I lied to you.
When I wrote in my newsletter yesterday about switching off over Christmas, I wasn’t telling the truth.
Last night, as I was attempting unsuccessfully to switch off my brain and go to sleep, I started to mull over what I’d written, and it dawned on me that there’s no ‘switching off’. Not ever.
I’ve learned recently that a lot of people don’t have an inner dialogue. I can barely imagine what ‘tumbleweed of the brain’ must feel like. My mind never stops, so I already know how this festive season is going to play out.
Yes, I’ve promised myself that the precious, lazy days between Christmas and New Year will be a break. The plan is clear: no deadlines, no responsibilities and no demands. Just me, my pj’s, a ridiculous amount of cheese, a cocktail or two and The Gavin & Stacey Finale. Bliss.

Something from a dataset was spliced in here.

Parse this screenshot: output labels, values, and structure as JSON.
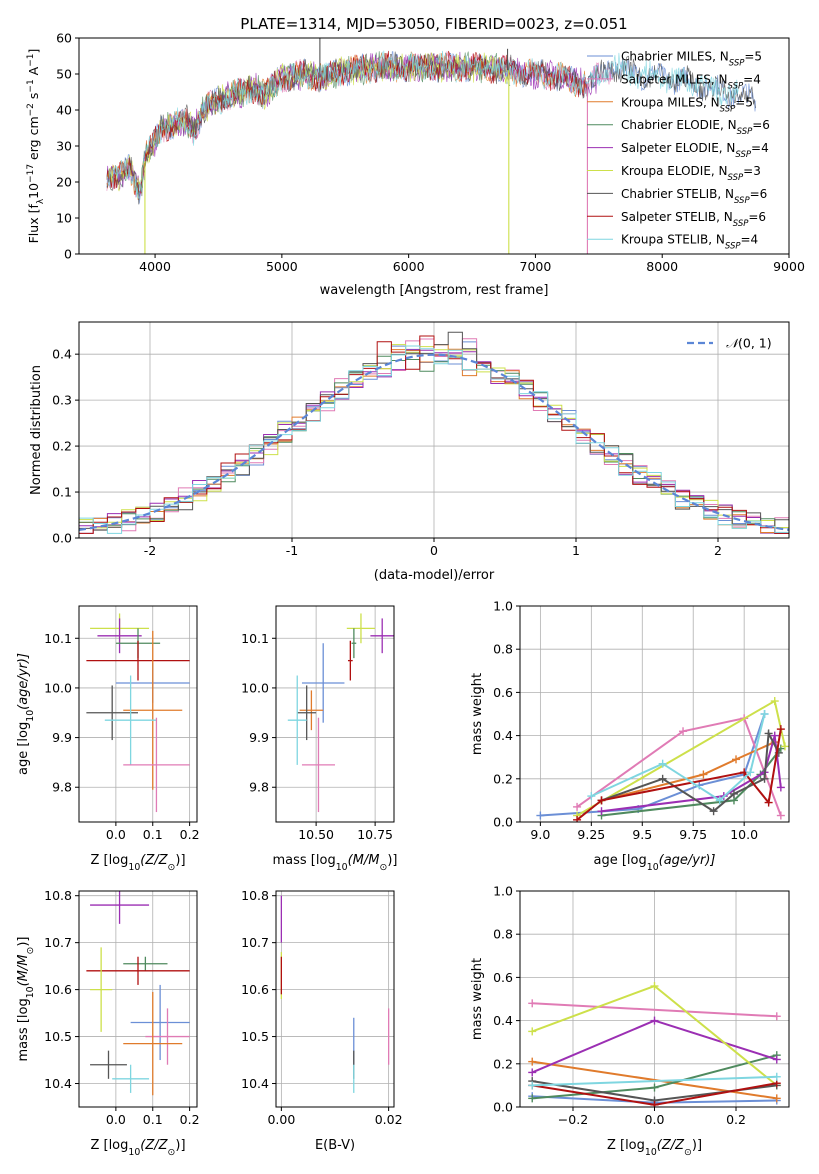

Except, I know that isn’t quite how it’ll go because the truth is, when you’re a writer, the idea of truly switching off is a fantasy. A never-ending story, if you will.
Writing isn’t just something you do; it’s a mindset, a way of moving through the world. Even when you’re not physically at the keyboard, you’re still writing—somewhere in your head, in the back rooms of your mind, ideas are forming, characters are talking to each other and plots are twisting into shape.
It starts innocently enough. Yes, I’ll be sprawled on the sofa, surrounded by the remnants of festive indulgence and at least one block of Wensleydale (with cranberries natch). But within arm’s reach, there’ll be a notebook and my trusty fountain pen, just in case an idea sneaks in. And if I’m too prone to write, I’ll open my Otter app and capture my thoughts that way.
Before I know it, I’ll be knee-deep in plotting, the seeds of 2025 already beginning to sprout.
And honestly, I don’t mind because the in-between has a different energy to the rest of the year.
There’s no urgency, and the usual pressures are gone. Instead, it’s just me and my thoughts, unfolding naturally. It’s the kind of work that doesn’t feel like work. A holiday of the mind, even if it involves a bit of scribbling and a lot of muttering to myself about plot holes.
Watching a film? I’m noting how the dialogue snaps, or how the lighting sets the mood.
Reading a book? I’m analysing pacing or learning from the author’s missteps.
Even something as simple as people-watching—on the odd occasion that I venture beyond my Christmas cocoon— can become a treasure trove of quirks, gestures and overheard snippets of conversation.
The emotional processing doesn’t take a break either.
Writing, after all, is not just about telling stories; it’s about understanding the world and your place in it. The holidays, with their heady mix of nostalgia and excess, are ripe for mining those deep, reflective moments that inevitably worm their way into your work.
So, yes, I know exactly what’s going to happen. I’ll be lounging in front of the TV, After Eights to hand, pretending I’ve switched off but the wheels will be turning.
The creative process is a rebellious child—it never stops, even when you tell it to.
And nor should it.
Lisa
All of it so true! I suppose I should be like you and always have my notebook by my side. Mine is more like my purse, I never leave home without it. I didn't know that otter had an app, I'm gonna download it right now. Thanks for sharing!
I also can't imagine not having an inner monologue, although I bet it does make getting to sleep so much simpler! This holiday I'll be doing my monologuing, dialoguing, reading, writing, and cheese eating 4000 miles from home in Bologna, Italy. Being out of the US for Christmas and the new year is brand new to me, and I am truly excited for the change of scenery. Something tells me the urge to slow down won't happen for me either, but I can be sure I won't be short on inspiration.